Thursday, May 5, 2011

Argosy appears to be the latest East Village vintage clothing shop to close

We haven't seen much activity lately at Argosy, the vintage clothing store on East Ninth Street between First Avenue and Avenue A...


...and some important-looking court documents appeared on the gate this week...


...and the mail continues to collect inside the gate...


If this turns out to be a permanent closure, then Argosy is the latest East Village thrift store/boutique to shutter in the last 18 months or so, a list that includes:

More vintage doom: Beauty Crisis is closing

Monk Thrift Shop on Avenue B

Atomic Passion on Ninth Street

O Mistress Mine on 11th Street

Andy's Chee-Pees on St. Mark's Place

Physical Graffiti turns into a tea shop

Junk on St. Mark's Place

Personal Affairs on Seventh Street

Amon-Ra Showroom on East 10th Street

The Monk Thrift Shop on Avenue C

Previously on EV Grieve:
East Village vintage stores doomed?

7 comments:

Anonymous said...

Every article has failed to mention Outlet 7 on 7th btwn 1st & A. Closed last month. Just a heads up.

JM said...

Much as I love your work, Grieve, this particular feature is just a wee bit out there for me.

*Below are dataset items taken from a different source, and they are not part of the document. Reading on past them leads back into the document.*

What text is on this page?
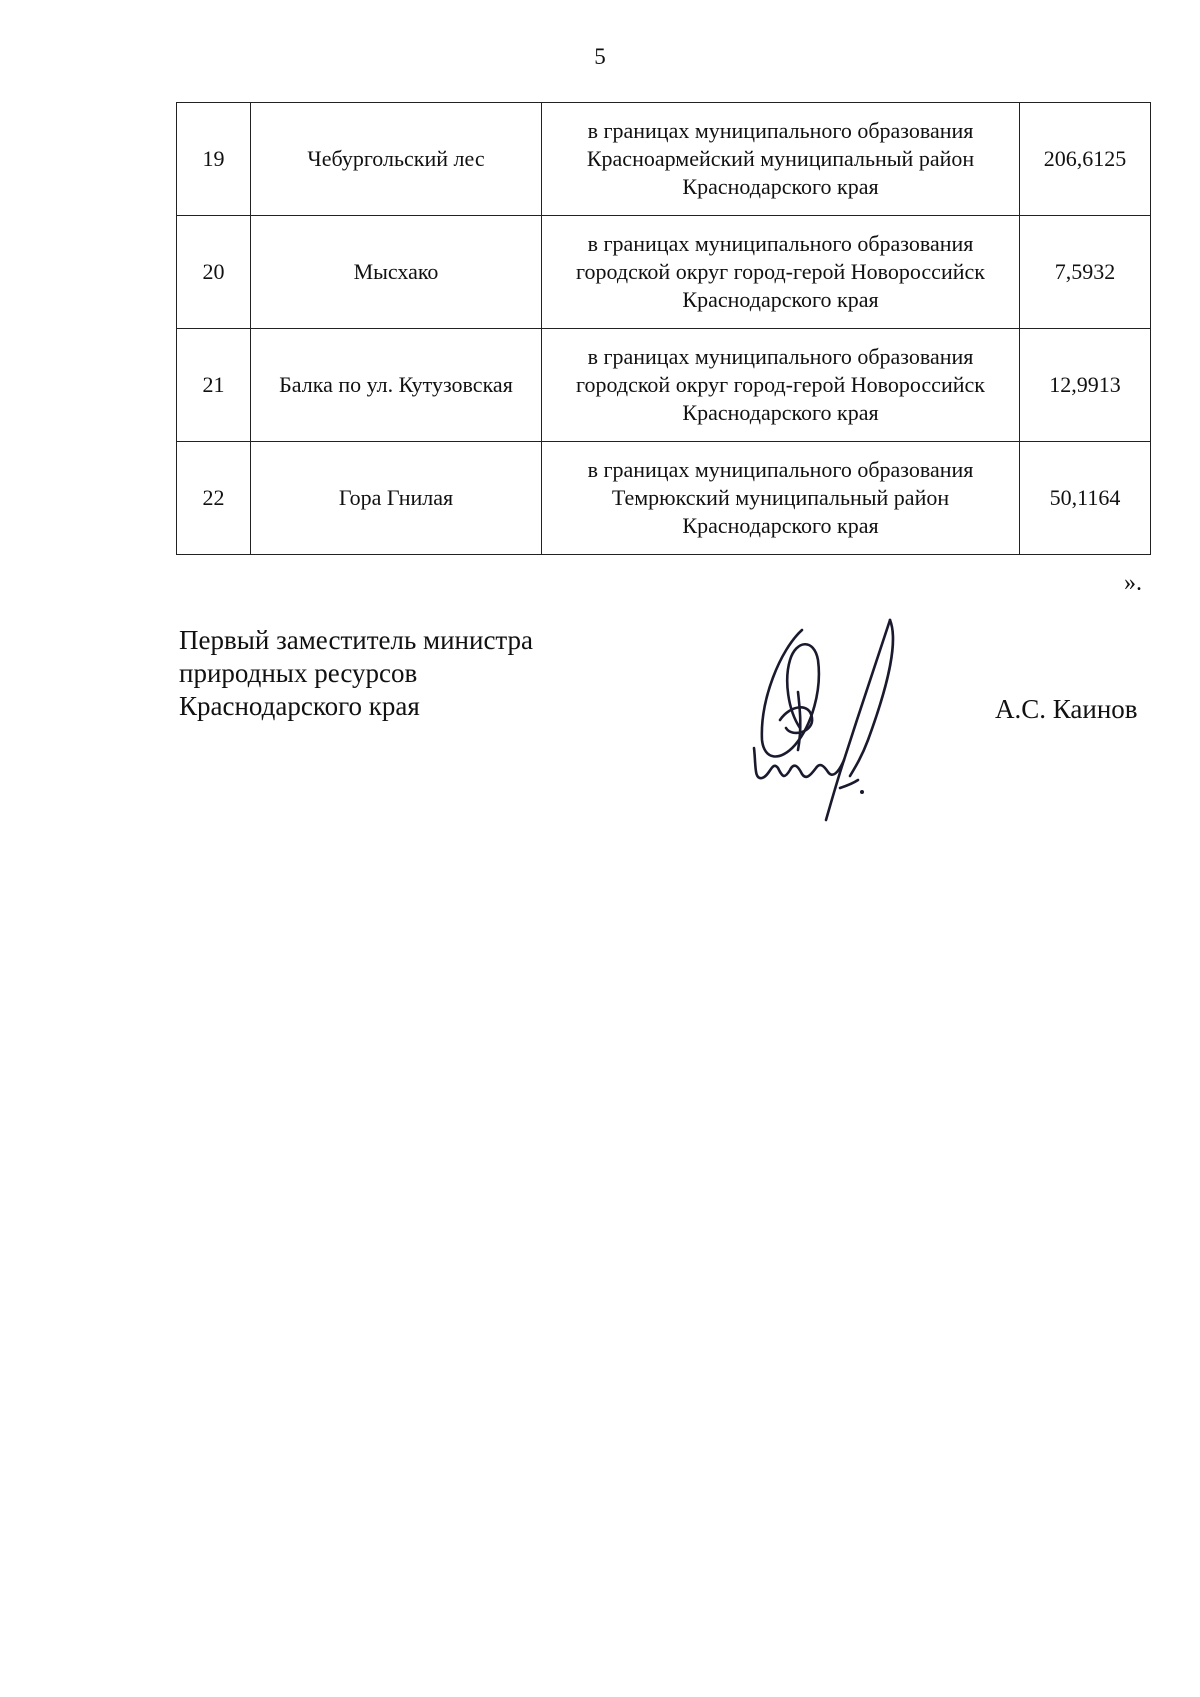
5
19	Чебургольский лес	в границах муниципального образования
Красноармейский муниципальный район
Краснодарского края	206,6125

20	Мысхако	в границах муниципального образования
городской округ город-герой Новороссийск
Краснодарского края	7,5932

21	Балка по ул. Кутузовская	в границах муниципального образования
городской округ город-герой Новороссийск
Краснодарского края	12,9913

22	Гора Гнилая	в границах муниципального образования
Темрюкский муниципальный район
Краснодарского края	50,1164
».
Первый заместитель министра
природных ресурсов
Краснодарского края	А.С. Каинов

I hadn't realized the list had expanded to boutiques. Last I knew, this was about thrift stores only.

If we add in ice cream shops, funeral parlors, shoemakers, furniture repair shops and live-in storefronts, this list could get really alarming.

Andy's Chee-Pees on St. Mark's was never cheap, btw. It mostly sucked. Listing Monk twice is kinda not fair. Amon-Ra lasted a lot longer than I thought it would after I saw it when it first opened. Had 'failure' written all over it. But whatever.

No points for places that have actually opened? Like the French guy on 9th just west of First Ave. (who used to be on 10th between 1st and A...whoop, another closing! Wow.)

Heh heh.

EV Grieve said...

@JohnM

Thanks for the comment...

I was under the impression that a few of these boutiques were also selling some thrift/vintage items? I'll be happy to strike them from the list.

And, to be honest, I never understood the differences between the Monk shop on A that moved to Third Street... and the Monk shop on B that moved to Brooklyn... and the Monk Shop on C and 11th that closed. So these are different shops, and it seems reasonable to include them in a closure list.

In general, a list of small-shop closures would get alarming. I will add any ice cream shop or funeral parlor that sells vintage clothing to the list, though.

Regardless, it still seems as if a lot of thrift stores have closed of late.

Anonymous said...

Its like a mass extinction happening before our eyes. Someone tell me, these days, besides history, exactly what is so unique and cool about the EV?

Kurt said...

Amon Ra only exisited because the owner's brother is the super in that building so they were probably paying a really, really low rent.

Anonymous said...

Andy's Chee-pees employees had the same attitude as the people that come in drinking on the weekends. At one point they put a sign in the window that said "No fat chicks". I mean, WTF, seriously?

blue glass said...

the loss of small shops, especially long-time family ones, is a loss of what made this neighborhood special. as the rents increase what are left are chain stores, bars and expensive restaurants. oh, yes, and banks. (remember when there were so few banks?)
i didn't like all of the stores that closed, but variety is what made this neighborhood interesting. and the family-run shops made you feel like part of the family.